Youth crime 'marginalises young people'

26th September 1997 at 01:00
Further calls for councils to take more account of the views of young people came last week in a report on youth crime prepared for the Prince's Trust - Action.

The report, unveiled at a conference in Edinburgh, revealed that the cost in Scotland is a conservatively estimated Pounds 730 million a year, almost 40 times the Pounds 20 million spent each year on youth work by councils and the voluntary sector.

But a narrow focus on youth work and crime prevention is not the answer, according to the report drawn up by consultant Coopers and Lybrand in collaboration with the Scottish Community Education Council and Youth Link Scotland.

John Lakin of Coopers and Lybrand says effective youth work "has the potential to make an impact on youth crime". But the report acknowledges that even less is being spent on the service as a result of local government reorganisation, with full-time staff posts frozen or abolished.

Arwyn Thomas, director of the Prince's Trust - Action, says youth crime "can marginalise young people". The report calls on the Scottish Office to give a stronger lead. Responsibility for youth and criminal issues is split across four departments which is "a barrier to effective co-ordination".

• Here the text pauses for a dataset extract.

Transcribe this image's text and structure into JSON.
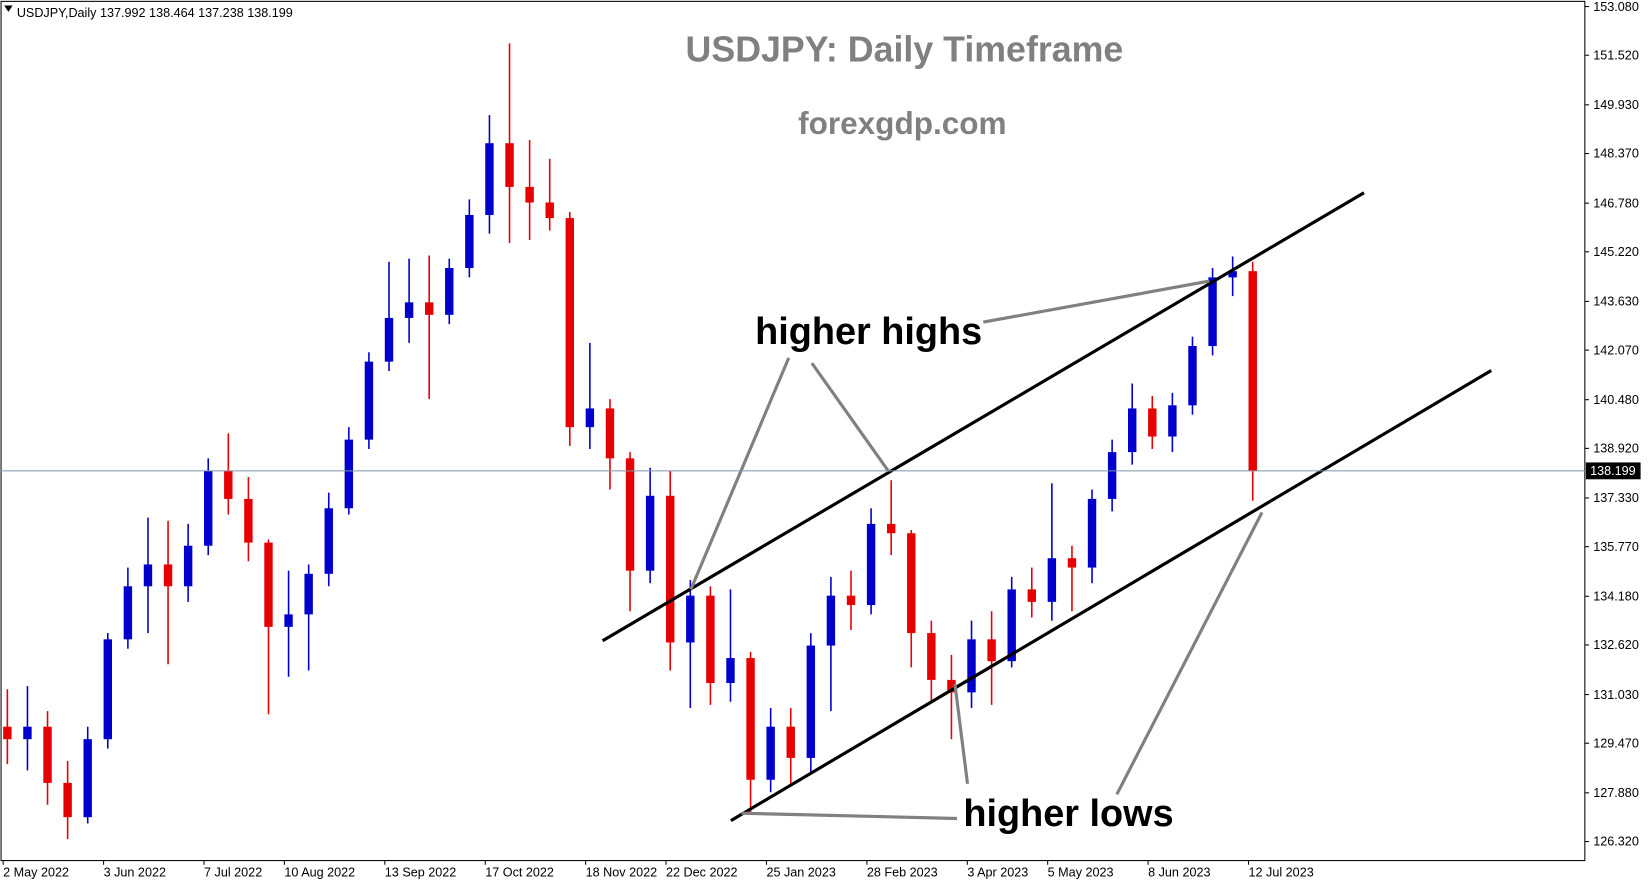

The study does not advocate a specific national youth crime strategy and suggests that this "is unlikely to command widespread support from youth work practitioners, who either do not use the term crime prevention or prefer to see their work in a wider and more positive light. It cuts across the trend towards a multi-agency approach to community safety which is wider than young people and youth crime."

Despite financial restraints work with a crime prevention focus is on the increase, local youth forums are being set up and collaborative work such as youth contributions to police training is growing.

Good inter-agency links are one of the key ingredients in effective youth work, the report found. Others include adequate funding, a safe place for young people to meet, making youngsters party to decision-making and good staff.

None the less the study did not find convincing evidence about the impact of youth projects, five of which are highlighted, on crime prevention.

One statistic is, however, all too stark: 37 per cent of all recorded crimes in Scotland are committed by young people aged between eight and 20. The peak age for referrals to children's panel Reporters is 15.